In late September, Inuit artist Annie Pootoogook died tragically in Ottawa. Pootoogook was an award-winning illustrator from Cape Dorset, Nunavut. Her ink-and-crayon depictions of everyday life in the north — families sitting to eat a meal of seal meat or shopping at the Arctic co-op — received international acclaim. In contrast to the idealized vision many Canadians have of the north, of majestic rock and ice landscapes or charismatic wildlife like polar bears, Pootoogook’s drawings often reflected the crushing poverty northern families face and its devastating impacts on their health and well-being.
Ottawa police believe Pootoogook’s death is suspicious — she may have been the victim of foul play. If so, Annie Pootoogook is yet another Indigenous woman to die violently in Canada.
Indigenous women and girls are at least three times more likely to experience violence than non-Indigenous women and six times more likely to be murdered. On any given day, thousands of First Nations, Inuit and Métis women and children are living in emergency shelters to escape abuse (though on-reserve shelters remain woefully underfunded).
The RCMP hasn’t kept accurate statistics on the number of murdered or missing people, but Indigenous women’s organizations and affected families have reported hundreds of cases of loved ones who have been victims of violent crime. After years of indifference and inaction, Canada’s government has finally launched an inquiry into the many lives lost to violence.
Although the national inquiry into murdered and missing Indigenous women won’t investigate cases police previously examined, it will look at broader factors that put Indigenous women and girls at such great risk. According to the UN Committee on the Elimination of Discrimination Against Women, this includes institutional racism, social and economic marginalization and inadequate access to affordable housing so women can escape abusive relationships. Police forces have often failed to deal with violence against Indigenous peoples, and officers themselves have been implicated or charged with assaults and sexual abuse.
Human-rights organizations such as Amnesty International and Kairos have also drawn attention to resource development in Indigenous territories, where the influx of transient workers — along with money, alcohol and drugs from outside the community — puts Indigenous women at risk of aggressive harassment and violence by men. As environmentalists, we often emphasize the impacts of mining or oil and gas development on wildlife and ecosystems but ignore the staggering social consequences for Indigenous communities, especially women. Amnesty International’s research on the social impacts of resource development in northeast B.C.’s booming Peace Region has uncovered numerous accounts of attacks on women and girls, including “domestic violence, encounters with strangers that ranged from aggressive harassment to brutal violence, including unsolicited offers of drugs and money for sex, sexual assault and gang rapes.”

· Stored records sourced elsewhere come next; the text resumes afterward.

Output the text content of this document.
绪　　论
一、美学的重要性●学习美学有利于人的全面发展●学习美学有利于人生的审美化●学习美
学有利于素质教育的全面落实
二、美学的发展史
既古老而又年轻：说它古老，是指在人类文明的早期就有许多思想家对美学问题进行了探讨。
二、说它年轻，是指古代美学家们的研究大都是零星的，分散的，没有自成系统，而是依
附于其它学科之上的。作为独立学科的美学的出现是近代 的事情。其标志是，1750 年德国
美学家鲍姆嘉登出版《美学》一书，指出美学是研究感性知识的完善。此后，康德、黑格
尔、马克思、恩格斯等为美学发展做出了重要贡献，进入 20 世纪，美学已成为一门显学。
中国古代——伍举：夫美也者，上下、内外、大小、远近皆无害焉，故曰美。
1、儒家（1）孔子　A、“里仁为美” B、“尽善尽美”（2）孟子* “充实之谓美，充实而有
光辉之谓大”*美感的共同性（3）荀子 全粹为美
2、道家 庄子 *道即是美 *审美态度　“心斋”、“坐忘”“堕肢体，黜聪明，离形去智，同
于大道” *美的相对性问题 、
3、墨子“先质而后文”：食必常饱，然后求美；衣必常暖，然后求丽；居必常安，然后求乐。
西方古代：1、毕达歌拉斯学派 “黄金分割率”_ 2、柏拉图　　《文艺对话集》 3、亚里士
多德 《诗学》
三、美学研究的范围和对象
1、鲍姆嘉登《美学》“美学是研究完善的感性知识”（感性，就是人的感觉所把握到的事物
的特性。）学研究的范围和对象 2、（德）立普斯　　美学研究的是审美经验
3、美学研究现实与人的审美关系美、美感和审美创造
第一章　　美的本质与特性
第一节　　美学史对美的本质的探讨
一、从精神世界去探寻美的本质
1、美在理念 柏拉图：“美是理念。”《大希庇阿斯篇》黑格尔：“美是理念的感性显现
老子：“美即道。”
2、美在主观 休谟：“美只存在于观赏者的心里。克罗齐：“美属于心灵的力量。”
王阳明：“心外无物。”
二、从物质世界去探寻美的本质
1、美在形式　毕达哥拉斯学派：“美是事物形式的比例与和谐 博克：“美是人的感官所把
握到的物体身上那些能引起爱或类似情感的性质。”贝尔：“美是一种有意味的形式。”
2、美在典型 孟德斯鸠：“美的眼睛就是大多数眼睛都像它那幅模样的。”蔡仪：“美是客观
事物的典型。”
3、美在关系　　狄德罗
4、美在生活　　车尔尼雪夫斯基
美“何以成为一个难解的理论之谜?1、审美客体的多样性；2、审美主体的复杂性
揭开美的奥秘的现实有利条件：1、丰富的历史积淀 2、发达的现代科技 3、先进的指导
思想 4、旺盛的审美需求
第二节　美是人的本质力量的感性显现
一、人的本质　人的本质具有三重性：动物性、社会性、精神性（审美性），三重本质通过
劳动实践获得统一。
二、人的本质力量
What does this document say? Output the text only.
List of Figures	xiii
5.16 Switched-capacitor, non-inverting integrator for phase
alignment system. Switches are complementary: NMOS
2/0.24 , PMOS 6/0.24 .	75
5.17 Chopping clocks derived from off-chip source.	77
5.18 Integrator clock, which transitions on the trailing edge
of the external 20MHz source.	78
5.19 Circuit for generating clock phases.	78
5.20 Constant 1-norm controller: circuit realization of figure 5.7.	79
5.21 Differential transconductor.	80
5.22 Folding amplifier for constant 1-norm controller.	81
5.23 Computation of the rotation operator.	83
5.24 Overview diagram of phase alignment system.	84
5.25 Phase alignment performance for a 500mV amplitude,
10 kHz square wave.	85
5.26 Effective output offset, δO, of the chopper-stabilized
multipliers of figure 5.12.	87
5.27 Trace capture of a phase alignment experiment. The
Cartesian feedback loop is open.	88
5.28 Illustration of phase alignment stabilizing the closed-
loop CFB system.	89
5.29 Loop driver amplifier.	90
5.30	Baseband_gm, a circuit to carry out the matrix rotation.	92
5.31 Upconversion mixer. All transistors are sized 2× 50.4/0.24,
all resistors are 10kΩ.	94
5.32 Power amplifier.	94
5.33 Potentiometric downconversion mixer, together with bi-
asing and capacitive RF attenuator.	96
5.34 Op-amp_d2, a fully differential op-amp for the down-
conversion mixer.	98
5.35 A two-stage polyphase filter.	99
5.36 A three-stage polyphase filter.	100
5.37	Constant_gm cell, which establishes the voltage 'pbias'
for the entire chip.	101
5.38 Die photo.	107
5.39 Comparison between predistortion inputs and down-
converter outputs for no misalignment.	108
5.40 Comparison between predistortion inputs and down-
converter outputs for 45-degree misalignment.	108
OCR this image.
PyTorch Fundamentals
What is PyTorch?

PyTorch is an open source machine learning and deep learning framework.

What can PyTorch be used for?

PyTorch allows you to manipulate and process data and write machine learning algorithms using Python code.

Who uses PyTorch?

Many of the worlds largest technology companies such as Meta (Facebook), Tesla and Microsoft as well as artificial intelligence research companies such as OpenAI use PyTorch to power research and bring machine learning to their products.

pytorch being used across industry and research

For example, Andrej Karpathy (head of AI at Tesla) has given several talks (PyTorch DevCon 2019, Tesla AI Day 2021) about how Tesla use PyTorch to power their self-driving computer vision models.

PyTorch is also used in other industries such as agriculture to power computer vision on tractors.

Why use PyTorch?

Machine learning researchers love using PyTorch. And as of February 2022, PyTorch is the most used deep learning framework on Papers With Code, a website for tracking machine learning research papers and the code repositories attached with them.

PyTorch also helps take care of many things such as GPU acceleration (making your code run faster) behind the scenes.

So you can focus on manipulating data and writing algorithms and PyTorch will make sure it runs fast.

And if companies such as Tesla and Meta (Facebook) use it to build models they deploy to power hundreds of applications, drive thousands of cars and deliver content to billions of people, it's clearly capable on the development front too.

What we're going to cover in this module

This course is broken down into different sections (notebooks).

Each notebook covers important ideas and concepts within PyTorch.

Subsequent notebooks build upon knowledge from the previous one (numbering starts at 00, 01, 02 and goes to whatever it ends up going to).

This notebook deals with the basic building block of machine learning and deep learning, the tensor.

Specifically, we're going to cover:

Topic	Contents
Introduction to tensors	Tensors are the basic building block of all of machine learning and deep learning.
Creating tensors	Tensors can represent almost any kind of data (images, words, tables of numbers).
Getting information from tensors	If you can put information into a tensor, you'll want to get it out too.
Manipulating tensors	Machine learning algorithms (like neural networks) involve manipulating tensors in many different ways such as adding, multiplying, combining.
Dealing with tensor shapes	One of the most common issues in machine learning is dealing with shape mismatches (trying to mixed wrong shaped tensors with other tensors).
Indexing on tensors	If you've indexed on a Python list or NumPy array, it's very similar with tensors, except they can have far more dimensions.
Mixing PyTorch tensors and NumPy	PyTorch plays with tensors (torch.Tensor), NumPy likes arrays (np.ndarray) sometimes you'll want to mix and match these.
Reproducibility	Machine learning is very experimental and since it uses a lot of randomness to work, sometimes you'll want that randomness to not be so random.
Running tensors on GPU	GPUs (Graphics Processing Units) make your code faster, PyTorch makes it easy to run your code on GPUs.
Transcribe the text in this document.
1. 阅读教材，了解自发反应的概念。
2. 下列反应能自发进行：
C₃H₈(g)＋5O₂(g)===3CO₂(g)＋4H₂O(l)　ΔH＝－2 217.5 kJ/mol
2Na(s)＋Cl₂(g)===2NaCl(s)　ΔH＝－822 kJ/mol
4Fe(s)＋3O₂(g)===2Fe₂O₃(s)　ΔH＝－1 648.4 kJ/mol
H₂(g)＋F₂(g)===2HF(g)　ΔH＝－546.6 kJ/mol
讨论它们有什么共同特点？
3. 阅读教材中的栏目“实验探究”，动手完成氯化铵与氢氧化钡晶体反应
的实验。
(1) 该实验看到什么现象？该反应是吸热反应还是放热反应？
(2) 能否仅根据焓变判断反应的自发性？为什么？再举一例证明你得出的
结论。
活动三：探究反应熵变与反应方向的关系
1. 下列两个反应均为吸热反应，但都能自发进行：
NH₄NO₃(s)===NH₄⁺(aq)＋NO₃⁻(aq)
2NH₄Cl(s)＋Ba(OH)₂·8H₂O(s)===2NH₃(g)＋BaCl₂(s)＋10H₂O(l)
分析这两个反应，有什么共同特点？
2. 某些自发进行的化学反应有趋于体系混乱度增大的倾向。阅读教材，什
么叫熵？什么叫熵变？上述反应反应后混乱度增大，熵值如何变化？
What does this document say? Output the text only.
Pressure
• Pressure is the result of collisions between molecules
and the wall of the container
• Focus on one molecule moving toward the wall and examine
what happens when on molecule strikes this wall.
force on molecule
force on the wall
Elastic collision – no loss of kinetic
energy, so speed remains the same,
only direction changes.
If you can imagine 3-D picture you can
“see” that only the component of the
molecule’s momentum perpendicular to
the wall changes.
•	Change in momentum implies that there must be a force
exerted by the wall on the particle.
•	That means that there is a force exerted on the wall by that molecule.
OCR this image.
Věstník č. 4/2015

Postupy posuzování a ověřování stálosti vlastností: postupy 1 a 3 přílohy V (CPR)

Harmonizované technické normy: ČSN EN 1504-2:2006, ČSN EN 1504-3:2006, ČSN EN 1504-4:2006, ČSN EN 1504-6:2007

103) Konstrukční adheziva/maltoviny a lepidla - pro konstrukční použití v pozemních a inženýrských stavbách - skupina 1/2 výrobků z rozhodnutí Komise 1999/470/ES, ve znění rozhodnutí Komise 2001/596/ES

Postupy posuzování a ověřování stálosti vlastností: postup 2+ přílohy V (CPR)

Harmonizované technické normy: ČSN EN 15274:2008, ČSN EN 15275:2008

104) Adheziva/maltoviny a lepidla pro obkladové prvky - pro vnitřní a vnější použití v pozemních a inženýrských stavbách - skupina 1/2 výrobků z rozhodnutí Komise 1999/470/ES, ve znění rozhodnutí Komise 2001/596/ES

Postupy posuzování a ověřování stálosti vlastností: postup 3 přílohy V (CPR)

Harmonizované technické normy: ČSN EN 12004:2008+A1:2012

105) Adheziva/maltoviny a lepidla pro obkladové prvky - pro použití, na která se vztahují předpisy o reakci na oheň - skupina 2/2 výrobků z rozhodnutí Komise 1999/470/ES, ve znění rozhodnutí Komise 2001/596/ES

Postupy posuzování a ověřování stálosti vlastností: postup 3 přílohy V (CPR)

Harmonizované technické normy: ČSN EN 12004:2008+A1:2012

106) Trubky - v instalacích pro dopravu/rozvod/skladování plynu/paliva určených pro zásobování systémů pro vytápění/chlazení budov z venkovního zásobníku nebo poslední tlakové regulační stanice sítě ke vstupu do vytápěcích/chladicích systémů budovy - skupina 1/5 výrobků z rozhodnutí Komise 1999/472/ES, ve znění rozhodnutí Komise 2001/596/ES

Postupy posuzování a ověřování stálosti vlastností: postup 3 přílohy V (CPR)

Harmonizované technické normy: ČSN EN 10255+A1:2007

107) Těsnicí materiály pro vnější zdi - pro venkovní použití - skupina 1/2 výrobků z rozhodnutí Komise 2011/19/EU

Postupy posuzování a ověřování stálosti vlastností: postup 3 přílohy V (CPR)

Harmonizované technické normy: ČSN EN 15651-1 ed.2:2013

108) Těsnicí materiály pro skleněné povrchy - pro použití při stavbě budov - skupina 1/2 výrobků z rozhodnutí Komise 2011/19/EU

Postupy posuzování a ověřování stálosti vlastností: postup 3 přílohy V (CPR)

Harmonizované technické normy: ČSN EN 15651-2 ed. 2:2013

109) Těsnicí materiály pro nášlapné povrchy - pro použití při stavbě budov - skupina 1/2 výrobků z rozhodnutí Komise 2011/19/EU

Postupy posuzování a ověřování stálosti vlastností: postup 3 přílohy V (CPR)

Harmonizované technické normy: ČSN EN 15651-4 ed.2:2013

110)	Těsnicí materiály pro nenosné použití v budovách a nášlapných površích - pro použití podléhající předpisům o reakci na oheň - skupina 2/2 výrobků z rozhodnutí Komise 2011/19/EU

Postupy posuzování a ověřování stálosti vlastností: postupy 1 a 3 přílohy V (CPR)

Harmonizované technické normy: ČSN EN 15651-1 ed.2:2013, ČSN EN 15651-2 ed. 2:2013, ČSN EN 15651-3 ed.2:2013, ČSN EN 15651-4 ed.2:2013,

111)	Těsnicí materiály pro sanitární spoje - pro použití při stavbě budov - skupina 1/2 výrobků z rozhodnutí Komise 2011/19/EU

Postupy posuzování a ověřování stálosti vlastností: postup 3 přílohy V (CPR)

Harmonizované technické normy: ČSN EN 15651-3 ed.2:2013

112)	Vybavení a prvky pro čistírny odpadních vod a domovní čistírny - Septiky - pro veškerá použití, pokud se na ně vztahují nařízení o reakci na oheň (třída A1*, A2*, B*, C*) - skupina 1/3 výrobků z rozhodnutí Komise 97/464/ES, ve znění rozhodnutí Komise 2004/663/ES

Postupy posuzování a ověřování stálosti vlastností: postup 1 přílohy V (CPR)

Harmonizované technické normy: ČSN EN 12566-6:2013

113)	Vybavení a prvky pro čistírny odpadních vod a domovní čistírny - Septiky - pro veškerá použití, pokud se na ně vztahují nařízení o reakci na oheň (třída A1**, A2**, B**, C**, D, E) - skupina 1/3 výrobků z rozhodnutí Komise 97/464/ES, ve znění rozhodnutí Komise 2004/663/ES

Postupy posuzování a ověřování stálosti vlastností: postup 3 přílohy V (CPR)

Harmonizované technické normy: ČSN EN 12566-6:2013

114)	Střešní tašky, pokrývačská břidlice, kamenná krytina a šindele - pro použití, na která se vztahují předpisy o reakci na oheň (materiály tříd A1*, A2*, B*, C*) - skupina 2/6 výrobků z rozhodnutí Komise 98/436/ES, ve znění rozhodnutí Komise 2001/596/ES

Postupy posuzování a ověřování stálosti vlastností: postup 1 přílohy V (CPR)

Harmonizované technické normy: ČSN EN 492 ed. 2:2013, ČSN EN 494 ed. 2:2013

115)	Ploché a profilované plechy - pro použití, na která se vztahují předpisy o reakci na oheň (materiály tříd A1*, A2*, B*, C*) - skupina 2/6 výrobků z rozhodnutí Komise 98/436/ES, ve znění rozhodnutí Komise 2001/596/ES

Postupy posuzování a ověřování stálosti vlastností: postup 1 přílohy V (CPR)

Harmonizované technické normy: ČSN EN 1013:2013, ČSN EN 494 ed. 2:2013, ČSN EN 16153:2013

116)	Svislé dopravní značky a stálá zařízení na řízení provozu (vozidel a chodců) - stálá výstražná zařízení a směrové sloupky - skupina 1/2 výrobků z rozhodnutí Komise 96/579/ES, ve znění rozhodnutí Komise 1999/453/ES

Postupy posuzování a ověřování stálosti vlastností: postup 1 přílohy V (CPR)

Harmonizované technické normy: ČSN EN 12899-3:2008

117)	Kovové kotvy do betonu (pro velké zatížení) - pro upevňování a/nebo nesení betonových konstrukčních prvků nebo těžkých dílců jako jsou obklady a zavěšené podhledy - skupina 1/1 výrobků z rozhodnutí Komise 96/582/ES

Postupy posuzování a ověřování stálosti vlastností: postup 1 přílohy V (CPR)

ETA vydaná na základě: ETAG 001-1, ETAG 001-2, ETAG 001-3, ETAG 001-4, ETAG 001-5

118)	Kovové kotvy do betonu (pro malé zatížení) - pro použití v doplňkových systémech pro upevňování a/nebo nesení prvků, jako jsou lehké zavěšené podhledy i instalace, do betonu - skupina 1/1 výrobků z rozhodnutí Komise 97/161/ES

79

These stories are heart-breaking, but the response from Indigenous peoples brings hope. One such grassroots effort is the Moose Hide Campaign, a growing movement of Aboriginal and non-Aboriginal men dedicated to ending violence against women and children, through education and peer support, encouraging men to develop healthier relationships with the women in their lives.
The Moose Hide Campaign was created by a young First Nations girl named Raven Lacerte and her father, Paul, in British Columbia. Working with First Nations hunters, they have distributed more than 250,000 small moosehide squares to communities across Canada — encouraging men to wear the pins as symbols of their commitment to be accountable for their behaviour and to reject violence. What makes the campaign particularly poignant is that Raven and her father made the first pins from the hide of a moose they harvested near the infamous Highway of Tears between Prince George and Prince Rupert, where dozens of Indigenous women have gone missing or been found murdered.
The inquiry into the crisis of murdered and missing Indigenous women and girls is long overdue and is a testament to the hard work and leadership of Indigenous women and communities who have spent decades calling for an inquiry. It will proceed over the next few years and will make recommendations to governments, police and other agencies. We must also take personal action to end violence by participating in initiatives like the Moose Hide Campaign, which bring people together to promote healing. These are important steps for all Canadians to embrace if we are to advance reconciliation.